Par ailleurs, le gouvernement confirme dans cette présentation la situation financière de plus en plus dégradée des collectivités départementales et la fragilité des collectivités régionales.
Ce sont sur ces bases que des leviers d’économie « d’un redressement pérenne » sont ensuite proposés.
III. Les efforts envisagés pour les collectivités locales
Reconnaissons toutefois l’effort du gouvernement exposé en préalable : celui de confirmer la nécessité pour les collectivités d’avoir une visibilité pluriannuelle du soutien aux collectivités par l’Etat lui-même. Une trajectoire pluriannuelle de la Dotation Globale de Fonctionnement est même évoquée, tout comme celle des bases de la fiscalité. L’accroissement de la péréquation est avancé, sans cependant y apporter des précisions, ce qui est ici bien dommage. Aucune référence dans ce document à toutes les annonces médiatisées de nouvelle taxe locale pour les habitants en faveur des collectivités.
Les seuls leviers relatifs aux dépenses brièvement soulevés sont ceux qui apparaissent dans le tableau ci-dessous.
Ils viennent clore la présentation de cette conférence financière des collectivités :

Les « leviers à la main des collectivités » annoncés ici par l’Etat pour la construction du PLF 2026 afin de réaliser des économies laissent littéralement perplexes.
Quelle est leur source d’économie ? Alors que le montant de 8 milliards d’euros d’économies pour les collectivités a été évoqué dans la presse sans que cette information ne soit infirmée ni confirmée par le gouvernement, il est difficile d’imaginer que seuls ces leviers puissent avoir un impact de cette nature sur les finances publiques locales.
Je m’interroge en effet : quelle est la commune aujourd’hui en France qui n’aurait pas réalisé de mutualisation de service, de maitrise de sa masse salariale à travers la gestion des départs en retraite ?
Cette conférence financière des territoires, installée sous le prisme d’un dialogue avec les collectivités, semble souffrir d’une déconnexion totale avec les réalités locales.
IV. Et la suite ?
C’est ainsi que s’est achevée cette conférence financière des territoires.
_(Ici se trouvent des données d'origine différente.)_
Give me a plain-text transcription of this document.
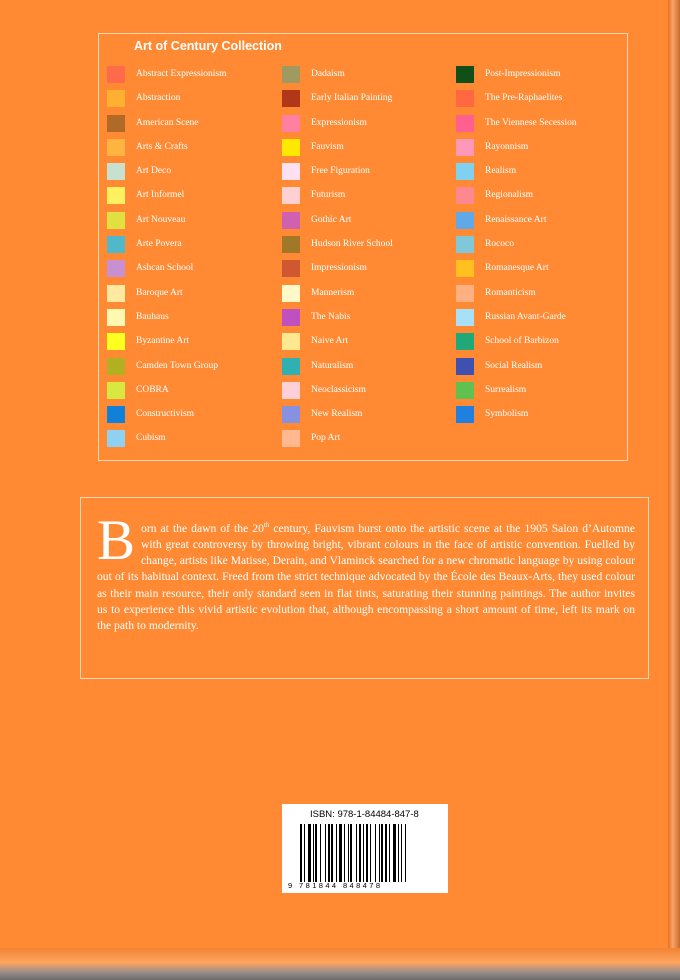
Art of Century Collection
Abstract Expressionism
Abstraction
American Scene
Arts & Crafts
Art Deco
Art Informel
Art Nouveau
Arte Povera
Ashcan School
Baroque Art
Bauhaus
Byzantine Art
Camden Town Group
COBRA
Constructivism
Cubism
Dadaism
Early Italian Painting
Expressionism
Fauvism
Free Figuration
Futurism
Gothic Art
Hudson River School
Impressionism
Mannerism
The Nabis
Naive Art
Naturalism
Neoclassicism
New Realism
Pop Art
Post-Impressionism
The Pre-Raphaelites
The Viennese Secession
Rayonnism
Realism
Regionalism
Renaissance Art
Rococo
Romanesque Art
Romanticism
Russian Avant-Garde
School of Barbizon
Social Realism
Surrealism
Symbolism

Born at the dawn of the 20th century, Fauvism burst onto the artistic scene at the 1905 Salon d’Automne with great controversy by throwing bright, vibrant colours in the face of artistic convention. Fuelled by change, artists like Matisse, Derain, and Vlaminck searched for a new chromatic language by using colour out of its habitual context. Freed from the strict technique advocated by the École des Beaux-Arts, they used colour as their main resource, their only standard seen in flat tints, saturating their stunning paintings. The author invites us to experience this vivid artistic evolution that, although encompassing a short amount of time, left its mark on the path to modernity.

ISBN: 978-1-84484-847-8
9 781844 848478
Une deuxième conférence financière des territoires est prévue en juillet 2025 « afin de tirer les enseignements de ces travaux et de partager les orientations dans la perspective du projet de loi de finances pour 2026 ».
Avant cela, le gouvernement précise que des groupes de travail vont se réunir autour de plusieurs thématiques :
- Les modalités de contribution des collectivités à l’effort pluriannuel de redressement des finances publiques (dont un retour d’expérience sur la LFI 2025)
- La situation particulière des départements (en lien avec le Comité des financeurs)
- La fonction publique territoriale : effectifs, masse salariale, statut, etc.
- La péréquation
L’association des Maires de France a publié un communiqué de presse suite à sa participation à cette conférence et demande par exemple une revue de tous les textes les plus coûteux pour les collectivités et un engagement à les supprimer ou encore à les réviser.
Elle demande aussi un moratoire sur toute nouvelle dépense contrainte s’appliquant aux collectivités ou encore un engagement de l’Etat sur la durée en matière de recettes locales pour que les collectivités ne découvrent pas chaque année mécanisme différent de prélèvement de dotation au détriment des collectivités, comme le DILICO cette année.
Autant de mesures qui nécessitent en effet un positionnement de l’Etat pour un dialogue constructif avec les représentants des collectivités locales.
Seule la gestion des communes ne peut être remise en cause dans cette recherche d’économie pour la réduction du déficit public : une analyse fine et partagée de la situation financière des collectivités doit être assurée.